Document Type Identification
Document Type Identification helps spot forged or invalid documents. This technology uses artificial intelligence and machine learning to identify which document is presented, check the legitimacy of a document by comparing it to a reference database of verified templates. Any document that does not have proper formatting,or layout can be singled out for inspection.
Document Type Identification can be performed on the document image from our extensive database. It is an easy and intuitive process. First, the user scans any document via their mobile or can be captured via the web. The scan is then assessed, the document type identified, and its key attributes are compared to corresponding template images. In all, the process is done in a matter of a second, on any ID document image submitted from any device, mobile or laptop, using Regula Document Reader SDK.
Face Matching is a technology that compares two facial portraits and analyses them for similarities. This involves a three step process.
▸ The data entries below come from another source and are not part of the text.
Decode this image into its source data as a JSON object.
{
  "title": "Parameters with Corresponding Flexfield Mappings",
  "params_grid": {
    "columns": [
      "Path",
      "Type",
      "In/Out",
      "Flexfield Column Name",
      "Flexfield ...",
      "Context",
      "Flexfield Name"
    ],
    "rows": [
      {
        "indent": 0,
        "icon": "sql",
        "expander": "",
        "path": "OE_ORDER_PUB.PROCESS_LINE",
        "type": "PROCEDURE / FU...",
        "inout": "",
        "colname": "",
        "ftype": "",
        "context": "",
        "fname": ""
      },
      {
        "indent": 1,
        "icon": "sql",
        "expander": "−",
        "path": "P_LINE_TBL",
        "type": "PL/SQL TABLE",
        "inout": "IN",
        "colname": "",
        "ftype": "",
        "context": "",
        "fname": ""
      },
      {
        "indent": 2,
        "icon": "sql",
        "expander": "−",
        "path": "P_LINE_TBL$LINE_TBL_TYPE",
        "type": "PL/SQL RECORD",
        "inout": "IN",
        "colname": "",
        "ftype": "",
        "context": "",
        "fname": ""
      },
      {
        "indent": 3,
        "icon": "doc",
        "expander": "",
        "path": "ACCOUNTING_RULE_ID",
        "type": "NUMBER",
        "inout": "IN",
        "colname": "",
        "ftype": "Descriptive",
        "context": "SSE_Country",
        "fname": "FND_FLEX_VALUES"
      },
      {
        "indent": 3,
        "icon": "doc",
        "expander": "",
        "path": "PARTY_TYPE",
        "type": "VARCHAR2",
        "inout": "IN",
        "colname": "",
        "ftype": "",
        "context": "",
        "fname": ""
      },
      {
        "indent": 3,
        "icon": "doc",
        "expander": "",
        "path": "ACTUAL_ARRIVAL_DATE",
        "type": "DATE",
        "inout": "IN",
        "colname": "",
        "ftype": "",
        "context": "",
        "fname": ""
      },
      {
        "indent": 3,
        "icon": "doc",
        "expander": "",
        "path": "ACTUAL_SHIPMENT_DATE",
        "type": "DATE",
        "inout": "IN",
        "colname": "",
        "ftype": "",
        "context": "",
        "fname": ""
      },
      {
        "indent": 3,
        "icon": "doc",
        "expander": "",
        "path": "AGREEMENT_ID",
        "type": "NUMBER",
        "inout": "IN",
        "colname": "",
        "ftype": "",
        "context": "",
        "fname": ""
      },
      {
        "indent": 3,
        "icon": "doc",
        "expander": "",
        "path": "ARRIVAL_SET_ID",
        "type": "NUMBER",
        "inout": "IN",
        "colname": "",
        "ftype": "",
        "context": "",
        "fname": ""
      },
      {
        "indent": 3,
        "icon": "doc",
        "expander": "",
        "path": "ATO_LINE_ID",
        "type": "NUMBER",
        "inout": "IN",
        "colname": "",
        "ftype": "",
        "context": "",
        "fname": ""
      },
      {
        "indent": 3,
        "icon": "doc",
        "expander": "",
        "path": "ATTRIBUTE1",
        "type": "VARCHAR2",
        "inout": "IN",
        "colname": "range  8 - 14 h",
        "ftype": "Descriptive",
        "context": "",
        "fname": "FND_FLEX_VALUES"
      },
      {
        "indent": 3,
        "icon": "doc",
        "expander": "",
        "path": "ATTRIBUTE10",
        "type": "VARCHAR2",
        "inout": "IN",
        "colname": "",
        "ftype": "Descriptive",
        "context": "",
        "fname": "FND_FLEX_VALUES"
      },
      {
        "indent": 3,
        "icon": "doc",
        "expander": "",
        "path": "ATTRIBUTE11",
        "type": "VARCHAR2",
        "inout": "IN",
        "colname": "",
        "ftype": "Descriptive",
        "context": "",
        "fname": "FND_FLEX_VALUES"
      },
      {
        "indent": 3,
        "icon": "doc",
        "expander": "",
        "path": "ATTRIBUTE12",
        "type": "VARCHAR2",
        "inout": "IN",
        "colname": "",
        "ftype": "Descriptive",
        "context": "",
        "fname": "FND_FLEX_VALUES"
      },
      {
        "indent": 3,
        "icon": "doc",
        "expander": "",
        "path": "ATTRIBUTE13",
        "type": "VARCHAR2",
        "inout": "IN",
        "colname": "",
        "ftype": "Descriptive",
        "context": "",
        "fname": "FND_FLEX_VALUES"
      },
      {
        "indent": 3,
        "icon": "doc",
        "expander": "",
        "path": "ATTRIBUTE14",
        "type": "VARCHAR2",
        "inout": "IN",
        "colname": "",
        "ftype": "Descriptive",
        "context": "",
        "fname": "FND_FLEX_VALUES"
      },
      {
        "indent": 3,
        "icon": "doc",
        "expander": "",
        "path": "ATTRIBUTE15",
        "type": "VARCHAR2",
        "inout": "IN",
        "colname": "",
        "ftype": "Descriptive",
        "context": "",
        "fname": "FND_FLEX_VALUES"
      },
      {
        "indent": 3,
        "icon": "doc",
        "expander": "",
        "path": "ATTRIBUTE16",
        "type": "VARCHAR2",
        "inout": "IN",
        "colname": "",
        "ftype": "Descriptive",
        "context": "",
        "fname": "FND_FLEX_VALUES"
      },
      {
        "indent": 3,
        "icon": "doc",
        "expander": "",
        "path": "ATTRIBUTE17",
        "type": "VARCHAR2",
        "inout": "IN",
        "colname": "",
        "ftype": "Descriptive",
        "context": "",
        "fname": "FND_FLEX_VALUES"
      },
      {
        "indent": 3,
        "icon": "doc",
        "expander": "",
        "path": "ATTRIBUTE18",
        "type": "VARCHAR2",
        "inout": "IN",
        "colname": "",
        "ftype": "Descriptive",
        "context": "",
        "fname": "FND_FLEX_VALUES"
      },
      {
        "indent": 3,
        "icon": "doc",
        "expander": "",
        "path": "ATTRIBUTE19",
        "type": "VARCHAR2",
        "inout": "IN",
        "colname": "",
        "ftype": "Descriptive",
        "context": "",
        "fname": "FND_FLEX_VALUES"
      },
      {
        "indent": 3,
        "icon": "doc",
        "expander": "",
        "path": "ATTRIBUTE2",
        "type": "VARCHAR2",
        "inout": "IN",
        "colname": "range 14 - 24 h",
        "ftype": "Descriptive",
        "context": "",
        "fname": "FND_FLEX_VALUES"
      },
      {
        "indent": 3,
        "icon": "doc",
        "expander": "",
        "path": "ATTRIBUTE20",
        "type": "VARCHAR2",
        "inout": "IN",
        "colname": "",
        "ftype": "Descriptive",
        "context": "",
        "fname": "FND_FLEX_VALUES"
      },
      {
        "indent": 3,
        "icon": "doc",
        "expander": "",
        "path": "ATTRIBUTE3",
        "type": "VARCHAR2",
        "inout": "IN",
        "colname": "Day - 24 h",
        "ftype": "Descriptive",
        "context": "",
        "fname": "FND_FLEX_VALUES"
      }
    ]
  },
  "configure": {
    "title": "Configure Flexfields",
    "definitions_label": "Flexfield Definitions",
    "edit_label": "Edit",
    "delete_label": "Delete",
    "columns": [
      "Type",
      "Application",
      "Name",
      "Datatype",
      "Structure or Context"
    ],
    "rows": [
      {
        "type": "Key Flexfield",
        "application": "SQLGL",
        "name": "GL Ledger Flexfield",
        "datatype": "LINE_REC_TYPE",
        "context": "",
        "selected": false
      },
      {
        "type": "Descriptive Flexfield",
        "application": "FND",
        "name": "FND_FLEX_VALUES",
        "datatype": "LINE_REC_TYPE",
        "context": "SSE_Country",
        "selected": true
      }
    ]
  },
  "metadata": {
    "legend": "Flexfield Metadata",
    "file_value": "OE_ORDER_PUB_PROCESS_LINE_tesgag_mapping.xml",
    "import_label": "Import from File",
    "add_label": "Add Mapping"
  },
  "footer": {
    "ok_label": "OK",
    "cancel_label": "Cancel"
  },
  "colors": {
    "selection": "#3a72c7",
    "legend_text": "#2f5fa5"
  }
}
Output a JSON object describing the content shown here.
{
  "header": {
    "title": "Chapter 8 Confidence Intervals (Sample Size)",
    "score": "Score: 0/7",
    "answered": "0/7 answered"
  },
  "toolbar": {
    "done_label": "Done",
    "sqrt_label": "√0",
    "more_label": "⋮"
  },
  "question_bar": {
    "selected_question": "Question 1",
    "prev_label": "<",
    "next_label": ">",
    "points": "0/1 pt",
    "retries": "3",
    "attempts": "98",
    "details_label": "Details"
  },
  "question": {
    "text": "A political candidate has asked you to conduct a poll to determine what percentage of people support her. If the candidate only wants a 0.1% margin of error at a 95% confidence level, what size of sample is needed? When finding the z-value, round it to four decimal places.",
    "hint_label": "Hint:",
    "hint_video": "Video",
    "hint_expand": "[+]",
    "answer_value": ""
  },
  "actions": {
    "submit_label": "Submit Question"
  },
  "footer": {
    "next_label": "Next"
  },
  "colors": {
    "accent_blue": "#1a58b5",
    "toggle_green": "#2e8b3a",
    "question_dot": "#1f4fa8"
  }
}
First is facial detection, where the software identifies a face in an image. The second step is the conversion of that facial image into digital information (the geometry of the face, spacing of the eyes, ears, nose, etc.). Finally, this information is compared to a second, reference photo and assessed for a match. There are 4 types of portraits that can be compared:
- Document printed portrait
- RFID chip DG2 portrait
- Portrait from an external camera (selfie from web or mobile device)
- An external portrait from database
The algorithms used are highly accurate— images are normalized to reduce lighting and motion effects, and normal physiological changes, such as a hair cut or glasses, are accounted for. Technology is used for security checks at airports and public events, to validate identity documents, to prevent identity theft, and stop the fraudulent use of credit cards and other documents.
Liveness Detection utilizes artificial intelligence and machine learning to examine and determine whether a live person is present and not a “spoof” or a fake. This helps improve systems that rely on biometrics, making them more resilient, accurate, and less vulnerable to deception.
Liveness detection can be performed using any 2D or 3D cameras. With the large-scale adoption of biometric security and identification technologies in recent years, liveness detection has become an increasingly important tool in combating fraud. Attacks directed against the biometric system, which are known as 'presentation attacks' become more common. Fraudsters obtain data via online fraud or through hacked security systems. Photos, videos played on tablets and even 3D masks have all been to counterfeit identity. Liveness detection is essential to combating these kinds of criminal acts.
RFID (Radio Frequency Identification) uses dedicated electromagnetic frequencies to transmit electronic information. An RFID tag stores and transmits data to a reader via an electromagnetic pulse. There are two types of RFID tags. Passive tags which rely on energy from the RFID reader for activation and; Active tags, which are battery powered and can be read at further distances.
Because RFID relies on electromagnetic waves, tags do not have to be visible to be read. This allows tags to be embedded into almost anything.
One of the most common uses for RFID technology is storing data on identity documents. This type of RFID application has become essential for industries like Aviation and Security, where documents such as Passports* or Biometric IDs are regularly fitted with RFID tags.